I am not certain that, even if we had not four, but forty categories, we should not still to a certain extent be in the hands of the doctors. It is difficult to get away from that.

Mr. Rankin

How unfortunate.

Mr. Galbraith

One has to have faith in somebody at some time.

During the Christmas Recess, knowing that this debate would be held soon, I took the opportunity to visit various mental hospitals and institutions and I have seen something of the inspiring work which has been referred to and which is being done by many devoted people. The hon. Member for Lanark and the hon. Member for Lanarkshire, North referred to the need for additional staff. They recognised that there are problems of recruitment and training which were examined by the Young-husband Committee.

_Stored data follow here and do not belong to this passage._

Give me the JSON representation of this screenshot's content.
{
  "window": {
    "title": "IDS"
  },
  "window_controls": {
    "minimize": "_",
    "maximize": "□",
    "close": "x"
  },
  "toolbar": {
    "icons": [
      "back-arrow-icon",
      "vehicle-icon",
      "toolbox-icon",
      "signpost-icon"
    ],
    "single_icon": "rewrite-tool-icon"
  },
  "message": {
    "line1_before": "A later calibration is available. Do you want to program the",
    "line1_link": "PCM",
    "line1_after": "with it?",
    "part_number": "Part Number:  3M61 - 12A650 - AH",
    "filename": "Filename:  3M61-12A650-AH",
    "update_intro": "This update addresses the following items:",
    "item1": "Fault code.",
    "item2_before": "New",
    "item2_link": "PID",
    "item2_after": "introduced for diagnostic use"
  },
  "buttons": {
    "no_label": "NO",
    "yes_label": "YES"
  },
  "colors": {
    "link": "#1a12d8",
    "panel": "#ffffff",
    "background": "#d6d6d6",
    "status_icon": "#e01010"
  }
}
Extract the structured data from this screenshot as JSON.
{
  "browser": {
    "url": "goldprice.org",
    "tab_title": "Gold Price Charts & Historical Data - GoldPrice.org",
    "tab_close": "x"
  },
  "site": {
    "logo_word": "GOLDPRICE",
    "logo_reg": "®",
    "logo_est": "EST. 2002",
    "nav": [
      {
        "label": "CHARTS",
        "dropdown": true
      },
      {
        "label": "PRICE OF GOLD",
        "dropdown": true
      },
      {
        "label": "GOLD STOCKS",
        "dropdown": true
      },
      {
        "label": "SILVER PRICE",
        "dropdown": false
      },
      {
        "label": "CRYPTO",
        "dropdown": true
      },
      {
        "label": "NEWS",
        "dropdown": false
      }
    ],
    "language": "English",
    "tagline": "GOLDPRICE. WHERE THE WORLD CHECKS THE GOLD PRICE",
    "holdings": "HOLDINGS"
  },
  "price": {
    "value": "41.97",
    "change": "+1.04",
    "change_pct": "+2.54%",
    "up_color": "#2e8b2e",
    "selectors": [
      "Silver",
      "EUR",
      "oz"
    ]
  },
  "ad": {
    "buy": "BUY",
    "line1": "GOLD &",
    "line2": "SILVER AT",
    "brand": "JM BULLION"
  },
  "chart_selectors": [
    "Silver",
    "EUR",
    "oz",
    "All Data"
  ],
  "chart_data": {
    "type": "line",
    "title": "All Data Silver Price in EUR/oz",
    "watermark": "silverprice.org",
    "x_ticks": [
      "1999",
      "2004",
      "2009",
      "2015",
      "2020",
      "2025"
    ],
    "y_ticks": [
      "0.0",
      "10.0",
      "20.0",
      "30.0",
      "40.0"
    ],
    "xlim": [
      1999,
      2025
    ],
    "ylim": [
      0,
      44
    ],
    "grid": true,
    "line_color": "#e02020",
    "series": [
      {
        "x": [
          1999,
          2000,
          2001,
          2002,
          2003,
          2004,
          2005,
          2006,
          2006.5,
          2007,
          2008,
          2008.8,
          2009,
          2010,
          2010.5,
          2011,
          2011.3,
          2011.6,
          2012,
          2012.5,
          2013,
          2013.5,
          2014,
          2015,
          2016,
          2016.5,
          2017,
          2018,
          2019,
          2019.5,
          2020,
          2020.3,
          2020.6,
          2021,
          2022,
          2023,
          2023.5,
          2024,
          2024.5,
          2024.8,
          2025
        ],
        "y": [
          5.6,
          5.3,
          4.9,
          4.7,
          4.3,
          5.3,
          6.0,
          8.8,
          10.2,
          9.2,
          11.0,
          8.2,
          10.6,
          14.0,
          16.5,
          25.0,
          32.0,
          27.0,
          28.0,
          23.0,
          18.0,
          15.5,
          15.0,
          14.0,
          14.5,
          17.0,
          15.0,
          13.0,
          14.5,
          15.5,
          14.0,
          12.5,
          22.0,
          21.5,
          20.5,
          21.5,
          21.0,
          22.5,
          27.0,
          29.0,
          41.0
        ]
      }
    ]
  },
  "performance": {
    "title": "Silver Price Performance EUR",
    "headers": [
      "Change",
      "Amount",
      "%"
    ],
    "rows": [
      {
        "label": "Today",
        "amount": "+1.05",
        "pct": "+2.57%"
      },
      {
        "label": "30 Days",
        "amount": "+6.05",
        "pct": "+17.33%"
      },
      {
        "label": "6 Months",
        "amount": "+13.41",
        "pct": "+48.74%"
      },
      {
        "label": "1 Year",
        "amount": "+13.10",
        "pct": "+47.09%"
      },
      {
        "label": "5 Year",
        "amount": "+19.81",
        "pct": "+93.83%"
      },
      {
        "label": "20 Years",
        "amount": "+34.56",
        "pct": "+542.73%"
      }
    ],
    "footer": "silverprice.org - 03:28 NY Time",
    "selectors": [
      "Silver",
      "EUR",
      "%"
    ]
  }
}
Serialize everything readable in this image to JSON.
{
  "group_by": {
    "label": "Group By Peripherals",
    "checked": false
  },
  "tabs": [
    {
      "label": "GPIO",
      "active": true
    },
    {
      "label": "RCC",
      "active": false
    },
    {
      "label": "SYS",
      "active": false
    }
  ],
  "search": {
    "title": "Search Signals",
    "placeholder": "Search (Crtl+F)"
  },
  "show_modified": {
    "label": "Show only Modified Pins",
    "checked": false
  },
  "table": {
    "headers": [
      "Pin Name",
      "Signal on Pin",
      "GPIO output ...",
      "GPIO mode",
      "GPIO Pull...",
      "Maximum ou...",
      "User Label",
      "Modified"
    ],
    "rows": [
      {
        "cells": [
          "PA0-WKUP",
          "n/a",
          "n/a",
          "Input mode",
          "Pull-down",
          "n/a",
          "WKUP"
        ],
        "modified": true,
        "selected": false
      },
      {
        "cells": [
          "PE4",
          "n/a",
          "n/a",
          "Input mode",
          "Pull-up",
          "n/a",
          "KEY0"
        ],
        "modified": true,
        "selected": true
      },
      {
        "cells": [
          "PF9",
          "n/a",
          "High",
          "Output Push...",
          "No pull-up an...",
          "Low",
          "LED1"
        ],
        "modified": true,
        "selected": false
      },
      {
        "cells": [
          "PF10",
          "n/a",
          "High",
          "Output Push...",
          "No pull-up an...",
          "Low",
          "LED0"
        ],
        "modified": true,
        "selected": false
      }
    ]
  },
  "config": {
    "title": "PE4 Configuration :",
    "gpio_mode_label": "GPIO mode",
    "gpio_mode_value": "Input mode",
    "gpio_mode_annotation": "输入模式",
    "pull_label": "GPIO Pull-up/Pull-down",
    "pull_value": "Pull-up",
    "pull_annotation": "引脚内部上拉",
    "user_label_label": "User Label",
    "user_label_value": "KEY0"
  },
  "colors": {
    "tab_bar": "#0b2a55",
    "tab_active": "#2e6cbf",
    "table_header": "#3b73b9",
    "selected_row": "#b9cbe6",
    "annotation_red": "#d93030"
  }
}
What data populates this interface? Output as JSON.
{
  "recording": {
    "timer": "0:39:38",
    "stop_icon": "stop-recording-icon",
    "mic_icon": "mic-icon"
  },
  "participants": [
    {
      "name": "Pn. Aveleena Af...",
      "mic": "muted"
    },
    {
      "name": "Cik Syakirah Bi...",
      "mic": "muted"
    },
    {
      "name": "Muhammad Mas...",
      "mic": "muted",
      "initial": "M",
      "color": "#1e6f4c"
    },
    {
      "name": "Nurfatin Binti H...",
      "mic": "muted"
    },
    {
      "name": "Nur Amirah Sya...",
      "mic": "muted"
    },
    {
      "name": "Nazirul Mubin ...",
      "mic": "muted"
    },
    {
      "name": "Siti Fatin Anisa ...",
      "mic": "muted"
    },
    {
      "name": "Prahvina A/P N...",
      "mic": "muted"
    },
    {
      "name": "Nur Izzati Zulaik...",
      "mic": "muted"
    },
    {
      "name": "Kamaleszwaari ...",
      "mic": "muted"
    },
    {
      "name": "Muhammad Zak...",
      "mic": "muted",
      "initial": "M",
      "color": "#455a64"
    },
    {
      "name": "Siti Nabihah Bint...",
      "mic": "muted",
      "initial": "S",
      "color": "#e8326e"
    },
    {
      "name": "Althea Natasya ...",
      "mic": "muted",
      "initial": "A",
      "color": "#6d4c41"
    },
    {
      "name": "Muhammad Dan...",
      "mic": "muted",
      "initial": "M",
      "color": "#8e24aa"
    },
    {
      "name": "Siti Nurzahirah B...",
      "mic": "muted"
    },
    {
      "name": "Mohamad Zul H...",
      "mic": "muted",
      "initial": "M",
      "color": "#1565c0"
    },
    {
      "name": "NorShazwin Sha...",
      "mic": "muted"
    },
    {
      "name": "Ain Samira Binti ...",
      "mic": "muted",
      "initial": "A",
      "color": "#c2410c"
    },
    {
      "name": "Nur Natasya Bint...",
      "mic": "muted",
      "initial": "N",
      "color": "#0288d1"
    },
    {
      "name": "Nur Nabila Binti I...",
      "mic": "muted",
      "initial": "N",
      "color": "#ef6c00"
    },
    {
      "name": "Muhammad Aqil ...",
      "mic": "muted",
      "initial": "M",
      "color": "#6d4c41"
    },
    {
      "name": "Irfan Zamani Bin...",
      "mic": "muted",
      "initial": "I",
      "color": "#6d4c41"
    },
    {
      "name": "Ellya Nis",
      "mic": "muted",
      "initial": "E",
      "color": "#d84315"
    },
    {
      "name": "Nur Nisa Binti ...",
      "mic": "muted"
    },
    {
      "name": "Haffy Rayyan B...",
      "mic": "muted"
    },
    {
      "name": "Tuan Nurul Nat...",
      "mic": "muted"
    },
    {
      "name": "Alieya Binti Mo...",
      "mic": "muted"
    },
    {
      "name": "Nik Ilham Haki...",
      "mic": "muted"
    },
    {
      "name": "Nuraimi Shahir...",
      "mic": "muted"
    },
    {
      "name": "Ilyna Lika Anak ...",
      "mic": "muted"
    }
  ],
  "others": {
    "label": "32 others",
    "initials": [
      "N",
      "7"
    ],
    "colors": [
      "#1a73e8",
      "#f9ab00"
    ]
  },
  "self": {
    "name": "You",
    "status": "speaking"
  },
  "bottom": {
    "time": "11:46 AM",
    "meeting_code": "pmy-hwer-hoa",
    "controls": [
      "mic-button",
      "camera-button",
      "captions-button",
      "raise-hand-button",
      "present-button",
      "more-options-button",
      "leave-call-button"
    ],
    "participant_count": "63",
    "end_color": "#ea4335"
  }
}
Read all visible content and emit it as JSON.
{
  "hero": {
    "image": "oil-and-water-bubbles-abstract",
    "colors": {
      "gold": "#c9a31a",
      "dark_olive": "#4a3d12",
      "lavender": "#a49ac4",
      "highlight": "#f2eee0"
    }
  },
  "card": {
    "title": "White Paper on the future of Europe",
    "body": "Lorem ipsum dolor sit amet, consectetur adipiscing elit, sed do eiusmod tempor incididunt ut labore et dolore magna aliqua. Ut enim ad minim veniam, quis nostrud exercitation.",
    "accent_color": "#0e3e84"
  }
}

My right hon. Friend the Secretary of State and my right hon. and learned Friend the Minister of Health are considering the recommendations of that Committee and I cannot anticipate their decisions. We recognise the need for an adequate supply of skilled teachers and I welcome the suggestions of the hon. Member for Lanark and particularly her reference to the possibility of employing married women on this work. As it is, however, local authority workers, hospital staffs and voluntary workers of all kinds are helping to create a service in which men and women can confidently expect to find ever more rewarding work which I hope will do something to stimulate recruiting to this service because we shall certainly need recruits if we are to expand the service in the way in which we hope to expand it.

As a statutory basis of the service, we are confident that this is the sort of instrument Scottish opinion will want to have. I am sure that the general welcome the Bill has received tonight truly reflects the attitude of our fellow countrymen towards this problem. It is a happy coincidence that in Scotland we should mark the World Mental Health Year with legislative reforms that point the way to further practical improvements. I accordingly invite the House to give the Bill a Second Reading.

Question put and agreed to.

Bill accordingly read a Second time.

Bill committed to a Standing Committee pursuant to Standing Order. No. 38 (Committal of Bills).

Notwithstanding anything in paragraph (21 of Standing Order No. 57 (Standing committees (constitution and powers)) and Standing Order No. 59 (Scottish Standing Committee), Bill to be considered by the Scottish Standing Committee.—[Mr. Maclay.]